Beyond Bad: Fake Meat And Other ‘Ultra Processed’ Vegan Food Linked To Heart Disease, Early Death

New research suggests that ultra-processed vegan food can increase the risk of heart disease and early death, the NY Post reports, citing a new study published in The Lancet from the University of São Paulo and Imperial College London. Ultra-processed foods (UPFs) include packaged goods, drinks, cereals and ready-to-eat products that contain colors, emulsifiers, flavors and other additives – and are notoriously high in sugar, saturated fat, salt, while often being devoid of vitamins.

The researchers studied the diets of more than 118,000 Brits aged 40-69 years old found that while a plant-based diet promotes overall heart health, that only applies to fresh plant-based foods such as fruits and vegetables, as well as grains and legumes.

However when the source of plant-based food comes from UPFs, there’s a 12% spike in heart-disease related deaths.

According to the study’s lead author, Fernanda Rauber, both the composition and processing methods for UPFs can result in higher blood pressure and cholesterol.
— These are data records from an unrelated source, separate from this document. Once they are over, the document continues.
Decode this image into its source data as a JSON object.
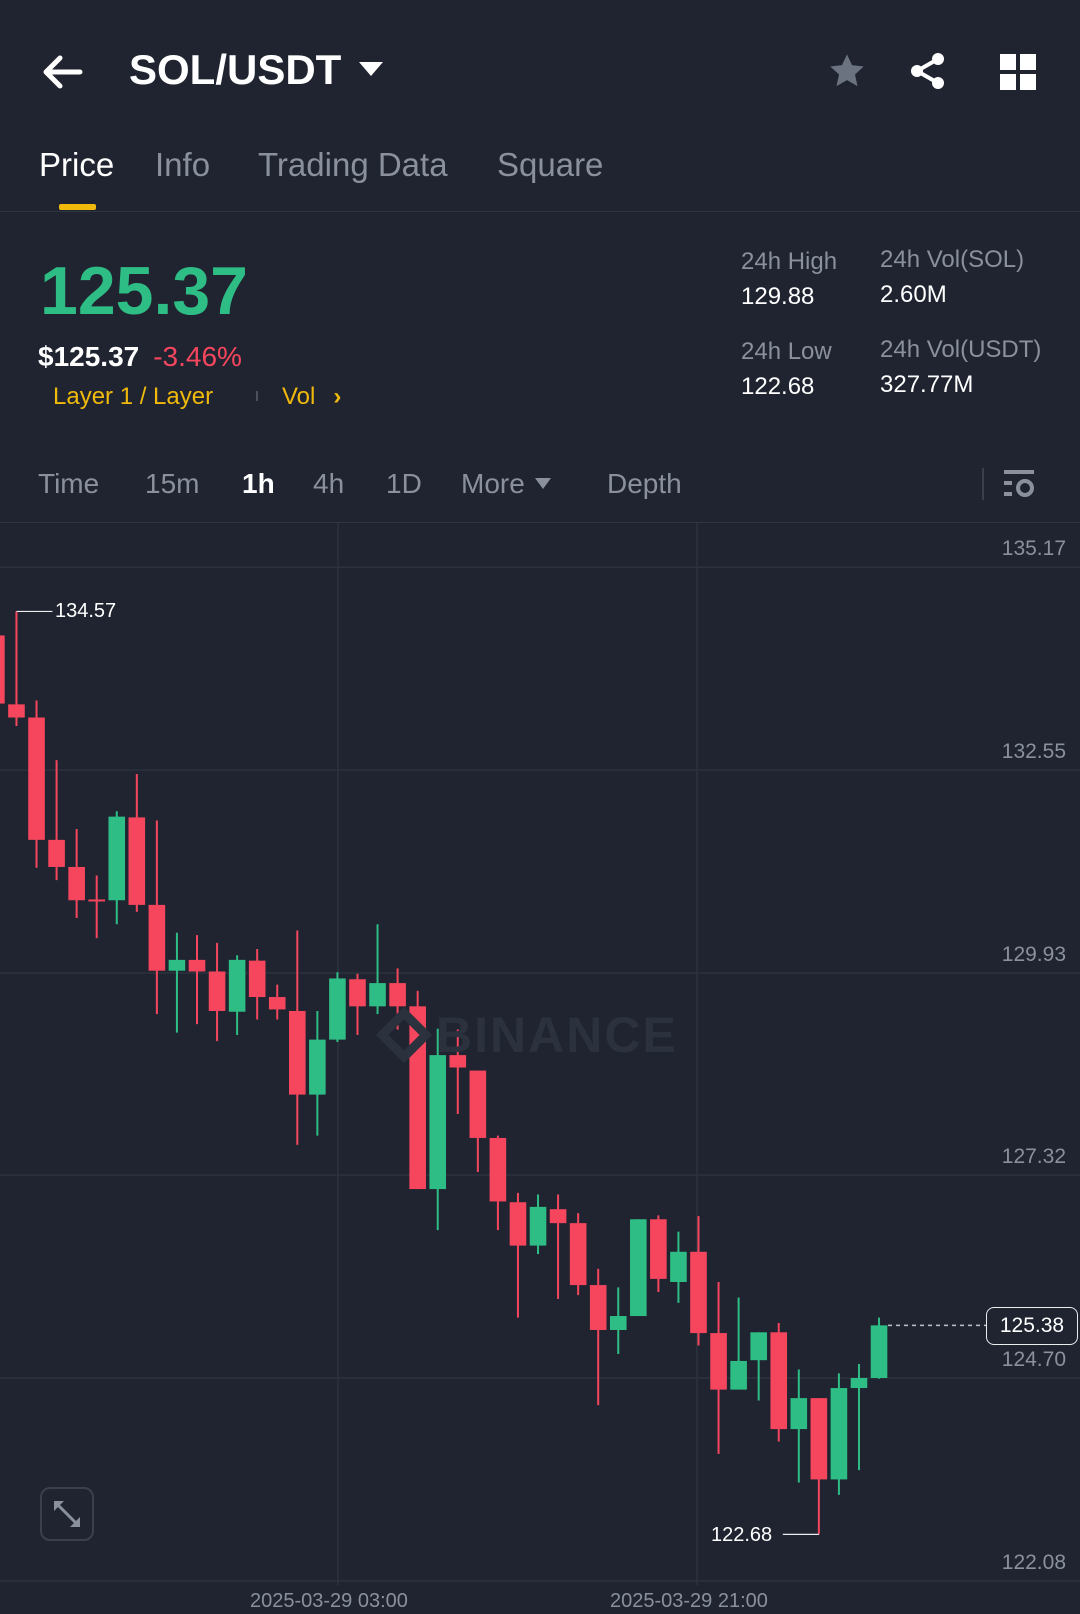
{
  "header": {
    "pair": "SOL/USDT"
  },
  "tabs": [
    {
      "label": "Price",
      "active": true
    },
    {
      "label": "Info"
    },
    {
      "label": "Trading Data"
    },
    {
      "label": "Square"
    }
  ],
  "ticker": {
    "last_price": "125.37",
    "usd_price": "$125.37",
    "change": "-3.46%",
    "tag": "Layer 1 / Layer",
    "vol_link": "Vol",
    "high_label": "24h High",
    "high": "129.88",
    "low_label": "24h Low",
    "low": "122.68",
    "vol_sol_label": "24h Vol(SOL)",
    "vol_sol": "2.60M",
    "vol_usdt_label": "24h Vol(USDT)",
    "vol_usdt": "327.77M"
  },
  "intervals": [
    {
      "label": "Time"
    },
    {
      "label": "15m"
    },
    {
      "label": "1h",
      "active": true
    },
    {
      "label": "4h"
    },
    {
      "label": "1D"
    },
    {
      "label": "More"
    },
    {
      "label": "Depth"
    }
  ],
  "colors": {
    "up": "#2ebd85",
    "down": "#f6465d",
    "accent": "#f0b90b",
    "bg": "#1f2430"
  },
  "chart_data": {
    "type": "candlestick",
    "watermark": "BINANCE",
    "y_ticks": [
      "135.17",
      "132.55",
      "129.93",
      "127.32",
      "124.70",
      "122.08"
    ],
    "ylim": [
      122.08,
      135.17
    ],
    "x_ticks": [
      "2025-03-29 03:00",
      "2025-03-29 21:00"
    ],
    "high_marker": "134.57",
    "low_marker": "122.68",
    "current_price": "125.38",
    "candles": [
      [
        134.29,
        134.29,
        133.41,
        133.41
      ],
      [
        133.4,
        134.6,
        133.12,
        133.23
      ],
      [
        133.23,
        133.45,
        131.29,
        131.65
      ],
      [
        131.65,
        132.68,
        131.13,
        131.3
      ],
      [
        131.3,
        131.79,
        130.64,
        130.87
      ],
      [
        130.88,
        131.19,
        130.38,
        130.87
      ],
      [
        130.87,
        132.02,
        130.56,
        131.95
      ],
      [
        131.94,
        132.5,
        130.72,
        130.81
      ],
      [
        130.81,
        131.9,
        129.4,
        129.96
      ],
      [
        129.96,
        130.45,
        129.16,
        130.1
      ],
      [
        130.1,
        130.42,
        129.27,
        129.95
      ],
      [
        129.95,
        130.32,
        129.05,
        129.44
      ],
      [
        129.43,
        130.16,
        129.13,
        130.1
      ],
      [
        130.09,
        130.24,
        129.33,
        129.62
      ],
      [
        129.62,
        129.78,
        129.33,
        129.46
      ],
      [
        129.44,
        130.48,
        127.71,
        128.36
      ],
      [
        128.36,
        129.44,
        127.83,
        129.07
      ],
      [
        129.07,
        129.94,
        129.04,
        129.86
      ],
      [
        129.85,
        129.92,
        129.13,
        129.5
      ],
      [
        129.5,
        130.56,
        129.4,
        129.8
      ],
      [
        129.8,
        129.99,
        129.2,
        129.5
      ],
      [
        129.5,
        129.7,
        127.14,
        127.14
      ],
      [
        127.14,
        129.21,
        126.61,
        128.87
      ],
      [
        128.87,
        129.2,
        128.11,
        128.71
      ],
      [
        128.67,
        128.67,
        127.36,
        127.8
      ],
      [
        127.8,
        127.83,
        126.61,
        126.98
      ],
      [
        126.97,
        127.09,
        125.48,
        126.41
      ],
      [
        126.41,
        127.07,
        126.3,
        126.91
      ],
      [
        126.88,
        127.07,
        125.72,
        126.7
      ],
      [
        126.7,
        126.83,
        125.77,
        125.9
      ],
      [
        125.9,
        126.11,
        124.35,
        125.32
      ],
      [
        125.32,
        125.87,
        125.01,
        125.5
      ],
      [
        125.5,
        126.75,
        125.5,
        126.75
      ],
      [
        126.75,
        126.8,
        125.81,
        125.98
      ],
      [
        125.94,
        126.59,
        125.67,
        126.33
      ],
      [
        126.33,
        126.79,
        125.12,
        125.28
      ],
      [
        125.28,
        125.94,
        123.72,
        124.55
      ],
      [
        124.55,
        125.74,
        124.68,
        124.92
      ],
      [
        124.93,
        125.29,
        124.41,
        125.29
      ],
      [
        125.29,
        125.41,
        123.88,
        124.04
      ],
      [
        124.04,
        124.81,
        123.35,
        124.44
      ],
      [
        124.44,
        124.44,
        122.68,
        123.39
      ],
      [
        123.39,
        124.76,
        123.19,
        124.57
      ],
      [
        124.57,
        124.88,
        123.51,
        124.7
      ],
      [
        124.7,
        125.48,
        124.69,
        125.38
      ]
    ],
    "candle_format": [
      "open",
      "high",
      "low",
      "close"
    ]
  }
}
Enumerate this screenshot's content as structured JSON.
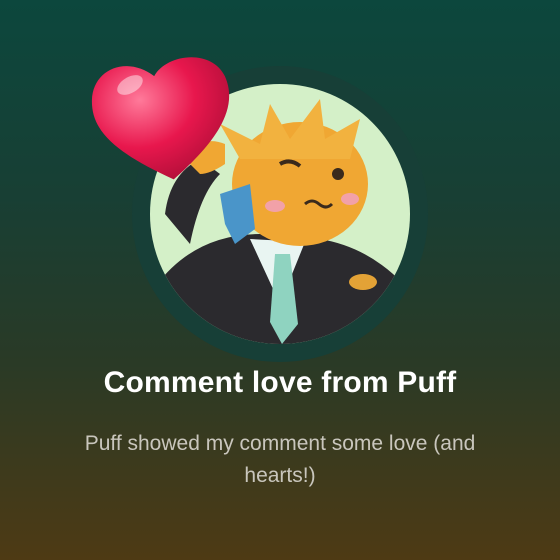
{
  "achievement": {
    "title": "Comment love from Puff",
    "description": "Puff showed my comment some love (and hearts!)",
    "avatar_icon": "puff-character-avatar",
    "badge_icon": "heart-icon"
  },
  "colors": {
    "ring": "#19433a",
    "avatar_bg": "#d4f0c8",
    "heart": "#e8174d",
    "fur": "#f0a733",
    "suit": "#2b2a2e",
    "tie": "#8fd3c0"
  }
}
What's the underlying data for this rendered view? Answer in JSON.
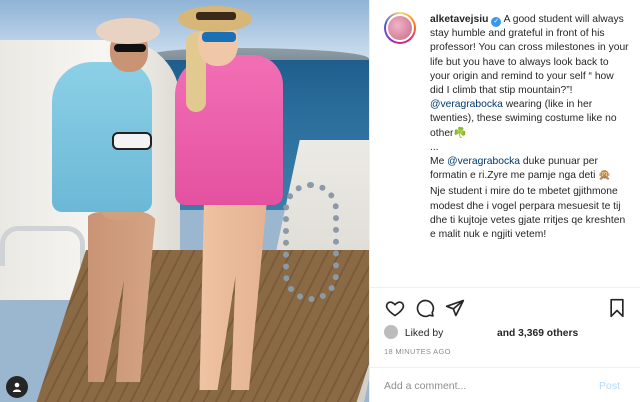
{
  "post": {
    "username": "alketavejsiu",
    "caption": {
      "line1": "A good student will always stay humble and grateful in front of his professor! You can cross milestones in your life but you have to always look back to your origin and remind to your self “ how did I climb that stip mountain?”!",
      "mention1": "@veragrabocka",
      "line2": " wearing (like in her twenties), these swiming costume like no other",
      "clover": "☘️",
      "ellipsis": "...",
      "me": "Me ",
      "mention2": "@veragrabocka",
      "line3": " duke punuar per formatin e ri.Zyre me pamje nga deti ",
      "emoji_face": "🙊",
      "line4": "Nje student i mire do te mbetet gjithmone modest dhe i vogel perpara mesuesit te tij dhe ti kujtoje vetes gjate rritjes qe kreshten e malit nuk e ngjiti vetem!"
    },
    "likes": {
      "liked_by": "Liked by",
      "and_others": "and 3,369 others"
    },
    "time_ago": "18 MINUTES AGO",
    "comment": {
      "placeholder": "Add a comment...",
      "post_label": "Post"
    }
  },
  "icons": {
    "verified": "✓",
    "like": "heart-icon",
    "comment": "comment-icon",
    "share": "paper-plane-icon",
    "save": "bookmark-icon",
    "tagged": "person-tag-icon"
  }
}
“Food additives and industrial contaminants present in these foods might cause oxidative stress and inflammation, further aggravating the risks,” she said, adding “Those shifting towards plant-based foods should also think about the degree of processing involved before making their choices.”

Co-author Eszter Vamos said that UPFs have deceptive marketing to portray their plant-based products as healthy.

“While ultra-processed foods are often marketed as healthy foods, this large study suggests that plant-based ultra-processed foods do not seem to have protective health effects and are linked to poor health outcomes,” she said.

The study found that replacing plant-based UPFs with whole foods, known to have important health and environmental benefits, decreased deaths from heart disease by 15% and reduced the likelihood of developing cardiovascular disease by 7%.

Researchers claim that this study, published Monday in Lancet Regional Health, is the first to show that plant-based UPFs increase the risk of cardiovascular disease.

Based on their findings, the authors are urging nutritional guidelines that promote plant-based diets to include a warning to avoid UPFs.

While the study highlights meat alternatives, British dietitian Duane Mellor pointed out that “Many foods that do not contain animal products, which includes biscuits, crisps, confectionery and soft drinks, are technically plant-based but would not be considered essential as part of a healthy diet by the majority of people.”